Le port de Rouen confirme son rôle de premier hub céréalier français. À l'issue de la campagne céréalière 2025-2026, clôturée le 30 juin, les quatre opérateurs rouennais ont expédié 8,4 millions de tonnes de grains, soit une hausse de 61% par rapport à la campagne précédente (5,2 millions de tonnes). Ce volume dépasse également la moyenne des dix dernières années, établie à 7,4 millions de tonnes.

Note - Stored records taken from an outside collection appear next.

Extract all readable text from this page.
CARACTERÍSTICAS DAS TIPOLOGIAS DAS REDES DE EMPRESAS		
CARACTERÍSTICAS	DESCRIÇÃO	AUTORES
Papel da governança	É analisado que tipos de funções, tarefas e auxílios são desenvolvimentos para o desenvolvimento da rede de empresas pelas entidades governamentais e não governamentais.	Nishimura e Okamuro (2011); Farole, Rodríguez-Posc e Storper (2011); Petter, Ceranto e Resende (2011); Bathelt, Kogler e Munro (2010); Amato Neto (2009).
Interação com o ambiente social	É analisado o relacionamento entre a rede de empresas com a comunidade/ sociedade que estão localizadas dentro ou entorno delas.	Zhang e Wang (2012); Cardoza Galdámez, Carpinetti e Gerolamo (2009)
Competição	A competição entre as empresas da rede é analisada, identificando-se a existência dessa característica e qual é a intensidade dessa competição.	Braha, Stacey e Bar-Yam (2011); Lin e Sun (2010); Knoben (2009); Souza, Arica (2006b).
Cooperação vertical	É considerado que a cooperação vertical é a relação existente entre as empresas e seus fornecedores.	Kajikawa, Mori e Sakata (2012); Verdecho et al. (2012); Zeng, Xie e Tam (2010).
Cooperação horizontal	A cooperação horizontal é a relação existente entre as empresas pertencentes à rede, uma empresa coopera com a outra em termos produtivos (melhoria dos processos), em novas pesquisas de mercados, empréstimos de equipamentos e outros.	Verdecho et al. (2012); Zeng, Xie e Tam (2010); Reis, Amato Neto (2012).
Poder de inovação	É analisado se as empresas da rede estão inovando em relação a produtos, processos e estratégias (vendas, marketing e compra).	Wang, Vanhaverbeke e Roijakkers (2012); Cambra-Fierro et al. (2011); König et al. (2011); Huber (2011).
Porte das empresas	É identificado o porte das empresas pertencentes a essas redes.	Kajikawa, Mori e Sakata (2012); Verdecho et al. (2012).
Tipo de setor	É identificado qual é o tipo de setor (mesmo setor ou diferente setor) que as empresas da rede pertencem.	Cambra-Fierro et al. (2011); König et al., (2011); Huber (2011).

«La qualité et la quantité étaient au rendez-vous dans l’hinterland de Rouen. Ce qui a permis aux opérateurs céréaliers de réaliser une campagne parmi les meilleures du port, indique Haropa. Cette campagne a été marquée par une concurrence forte sur le marché international et notamment de la part des pays producteurs de blé de l’hémisphère sud». Haropa conserve plus de 50% des exportations françaises de céréales par voie maritime. Le conflit au Moyen-Orient n'a, par ailleurs, pas eu d'impact significatif sur les flux selon Haropa.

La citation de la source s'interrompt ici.